CONVERSATION · David Mount discusses the new edition of Bioinformatics, sequence analysis, and teaching.
By Kevin Davies
November 19, 2004 | David Mount is director of bioinformatics at the Arizona Cancer Center and the Southwest Environmental Health Sciences Center at the University of Arizona. His research interests include the development of computational tools for pattern analysis, gene expression, and proteomics data; the plant genome project; and the development of Web-based databases for cancer research (e.g., www.biorag.org). Mount is also the author of the widely used textbook Bioinformatics: Sequence and Genome Analysis. Having sold almost 20,000 copies of the first edition, Cold Spring Harbor Laboratory Press recently released a second edition. Mount spoke with Kevin Davies about his priorities and challenges in teaching bioinformatics.
Q: The second edition of your book is just out. So the first edition did OK?
A: The first edition sold very much beyond our expectations. We hadn't appreciated the need for a textbook for all of the new bioinformatics courses that were starting up, and there weren't many other textbooks available. The book was advanced enough to serve as a reference text.
Who is your primary audience? Biologists who want to learn computational skills, IT students who want to explore biology, or both?
David Mount says Bioinformatics is written for biologists as well as computational students.
We try to appeal to both audiences by giving enough details of the biological side and the computational side of the subject — even more so in the second edition. There's an introduction to each chapter for biologists that gives an overview of the computational side and a similar introduction for computational students.
What sets your book apart from other bioinformatics texts?
First, the book is based on an extensive literature review with substantial reference lists in each chapter. Second, we try to explain both the computational and the biological backgrounds of bioinformatics. A lot of detail on population genetics and sequence variation in populations is given in the genome chapter, for example. Third, we try to include the whole subject area of bioinformatics in one text but in enough detail to be useful. The new edition has chapters on Perl programming and statistical analysis of microarray data.
Your book is subtitled Sequence and Genome Analysis, but it's about much more than that, isn't it?
One could initially propose that analysis of RNA and protein structure does not fall into the general area of sequence and genome analysis — although these are included because they have been important areas historically in bioinformatics. However, new genomes are scanned using models of RNAs and proteins in order to catalog the genes that are present.

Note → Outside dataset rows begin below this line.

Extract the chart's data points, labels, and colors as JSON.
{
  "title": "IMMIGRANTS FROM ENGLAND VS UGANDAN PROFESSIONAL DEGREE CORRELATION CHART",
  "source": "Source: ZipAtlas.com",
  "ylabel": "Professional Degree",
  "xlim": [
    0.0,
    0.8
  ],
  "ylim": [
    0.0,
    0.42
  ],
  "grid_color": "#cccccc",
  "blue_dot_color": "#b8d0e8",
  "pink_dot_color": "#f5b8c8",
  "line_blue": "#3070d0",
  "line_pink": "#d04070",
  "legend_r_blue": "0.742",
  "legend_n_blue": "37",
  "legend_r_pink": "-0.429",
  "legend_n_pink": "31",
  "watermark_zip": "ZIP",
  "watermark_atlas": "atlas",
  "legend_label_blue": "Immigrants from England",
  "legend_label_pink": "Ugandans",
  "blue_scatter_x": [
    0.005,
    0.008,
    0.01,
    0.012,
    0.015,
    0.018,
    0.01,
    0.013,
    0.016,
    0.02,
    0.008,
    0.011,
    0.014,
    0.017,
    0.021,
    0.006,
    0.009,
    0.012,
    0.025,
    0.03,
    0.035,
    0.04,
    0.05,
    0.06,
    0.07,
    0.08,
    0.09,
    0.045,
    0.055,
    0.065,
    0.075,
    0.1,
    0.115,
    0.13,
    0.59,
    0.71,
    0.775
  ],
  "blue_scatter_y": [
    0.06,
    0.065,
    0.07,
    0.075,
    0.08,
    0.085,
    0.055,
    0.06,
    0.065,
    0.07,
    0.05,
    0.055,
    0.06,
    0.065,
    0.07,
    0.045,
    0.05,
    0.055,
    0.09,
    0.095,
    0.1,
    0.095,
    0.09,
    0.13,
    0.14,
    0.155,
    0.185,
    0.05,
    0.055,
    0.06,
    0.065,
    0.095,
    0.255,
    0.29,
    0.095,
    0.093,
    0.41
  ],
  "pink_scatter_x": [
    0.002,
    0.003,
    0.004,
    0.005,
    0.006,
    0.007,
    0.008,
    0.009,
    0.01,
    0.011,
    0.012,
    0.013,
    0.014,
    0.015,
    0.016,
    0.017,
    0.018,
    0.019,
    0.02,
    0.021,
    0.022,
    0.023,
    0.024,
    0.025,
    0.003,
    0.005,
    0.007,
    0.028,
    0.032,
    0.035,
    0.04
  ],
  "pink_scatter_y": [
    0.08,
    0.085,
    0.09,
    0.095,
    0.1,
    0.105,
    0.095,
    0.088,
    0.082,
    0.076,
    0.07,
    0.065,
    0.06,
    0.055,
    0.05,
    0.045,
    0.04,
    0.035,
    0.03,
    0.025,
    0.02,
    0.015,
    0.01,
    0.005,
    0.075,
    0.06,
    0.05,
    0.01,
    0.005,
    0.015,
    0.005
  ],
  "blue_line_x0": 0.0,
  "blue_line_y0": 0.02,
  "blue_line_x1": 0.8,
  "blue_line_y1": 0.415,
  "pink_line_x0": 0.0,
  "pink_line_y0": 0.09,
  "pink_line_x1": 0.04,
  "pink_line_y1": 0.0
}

Similarly, phylogenetic analysis is not primarily directed toward sequence and genome analysis but to understanding evolutionary relationships among organisms. However, the same computational methods used in phylogenetic analysis are also used to discover gene families and sequences that have the same function in different organisms. Microarray analysis is also concerned with function and interactions among genes. These areas are given in enough detail that their application to sequence and genome analysis can be appreciated by students.
You've expanded sections on proteomics and microarray analysis. What areas have you focused on?
In the proteomics chapter, we've added descriptions of the latest methods for structure prediction based on conserved amino-acid patterns, energy calculations, and solvation energies for amino-acid substitutions within the protein core. In the new microarray chapter, we offer guidance in analyzing microarray data due to the many sources of experimental variation in the data. We emphasize the importance of experimental design, replication of experiments to discover the most reliable expression data, and the use of appropriate statistical models. We also describe how to interpret the data biologically and to use genetic data — for example, sequence variations between individuals — to assess regulatory relationships.
What are the current and future operational challenges in terms of comparative sequence analysis?
There are two challenges: First is designing databases for storing the data and learning how to write computer scripts that will automate this process. We've added detailed information on how to use Perl programming for this purpose. The second challenge is including all of the new biological data that are becoming available in a flexible metadata format that can be mined to discover new relationships — for example, lead to a new diagnostic tool or drug. This area is a new one in bioinformatics, and will be a subject of future textbooks and papers.
Are you satisfied with the level of bioinformatics teaching?
My goal in bioinformatics teaching is that if you are going to use a computer program or tool, you should understand what it is doing and the assumptions that underlie the analysis. Otherwise, one may get led badly astray or miss out on an important result. This problem is most profoundly seen in the analysis of microarray data, in which methods are often used to find a list of genes without any understanding of the underlying analysis. The problem is just as acute in the rest of bioinformatics. In some cases, a bioinformatics course may gloss over this hard stuff in order to spend more time on using the available tools. Admittedly, most students don't want the details, but we should still try to teach the underlying assumptions as much as possible and test that the students understand them.
A second point is that bioinformatics is expanding in size and complexity. It is very difficult to give just one course anymore. Basic training should include mathematical modeling, statistics and probability, computer programming, and data management. There should also be more advanced training in areas of specialty in bioinformatics.